To study an analogous system of quantum spins, Moore has collaborated with Berkeley physicist Norman Yao and others. They examined a tiny single crystal of diamond containing two types of spins, both arising from the unpaired electrons of defects in the carbon-crystal lattice. One kind of defect, called a P1 centre and consisting of a nitrogen atom in place of a carbon, was dispersed randomly through the lattice at a concentration of 100 ppm. The other defect, called an NV centre, consists of a nitrogen substitution next to an empty space in the lattice, was dispersed at a concentration about two hundred times lower.
Spins with feelings
These spins can “feel” one another over long distances of many times the atomic separation. To see how the dynamics of the spins evolved, the researchers used the NV defects both to set up a perturbation and to probe the response. They could polarize these spins in one region using a laser pulse, and then transfer that localized disturbance to the more populous P1 spins by coupling the two using a magnetic field to bring them into resonance. Then they monitored how this perturbation spread through the P1 spins as the system moves towards its global equilibrium configuration.
“The lore is that if you take a uniform initial state and make a packet of excess energy or spin somewhere in the system, this packet will spread out according to some differential equation,” says Yao. For a quantum system, we might expect that to be the Schrödinger equation. But it would be very challenging to describe the process that way for all the interacting spins.
The measurements showed, however, that the overall dynamics were well described by a simpler equation that looked a lot like Fick’s diffusion. In other words, this strictly quantum process turns out to share much the same dynamics as a classical one. If you just measure the spin density at a slightly coarse-grained resolution, explains Yao, then “the differential equation that describes these dynamics can be much simpler than the Schrödinger equation, and instead like the diffusion equation”.
Not a perfect match
However, the behaviour of the spins was not a perfect match for diffusion. This, says Moore, is partly because the spins, unlike colliding particles, can feel one another over long distances. But it also seems to stem from the fact that the P1 defects are not quite all equivalent: the atoms around each defect might have slightly different local arrangements, producing some random disorder.

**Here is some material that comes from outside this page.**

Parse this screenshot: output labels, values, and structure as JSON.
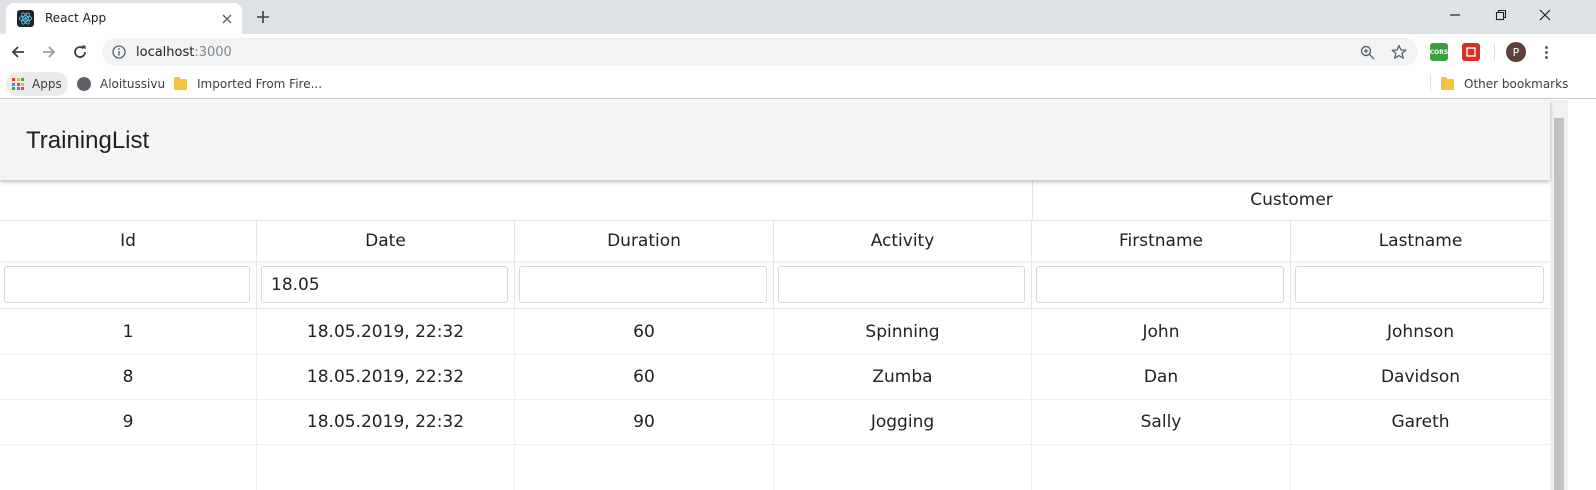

Yao says that other theoretical studies suggest that other processes of “quantum hydrodynamics” can take different forms, equivalent to other types of coarse-grained classical dynamics. For example, some systems in which spins interact in 1D chains are predicted to have similar dynamics to the so-called Kardar–Parisi–Zhang equation, which governs some kinds of surface growth processes and the way shock waves propagate.
What this suggests is that, at a coarse-grained level, dynamical processes on many-body systems might be rather insensitive to whether they are governed by quantum or classical physics. There is a kind of universality that depends more on the general interactions between the coarse-grained components than on their microscopic details – an echo, perhaps, of the universality seen in magnetic spin systems and classical fluids close to a critical phase transition.
Active field
“Understanding this emergence in detail is challenging for microscopic entities that are quantum, and equally so, in different ways, for microscopics that are classical,” says David Huse of Princeton University in New Jersey. This, he says, “is a long-standing enterprise in the fundamentals of statistical physics, that has become rather active recently for quantum microscopics because of the improved ability to explore it in the lab”.
Classical approach extends the range of noisy quantum computers
The experimental work “is an impressive feat”, says Arijeet Pal of University College London. “The demonstration that there is a different hydrodynamic regime from conventional diffusion is an essential first step towards understanding the different dynamical universality classes allowed by quantum physics.”
The research is described in Nature.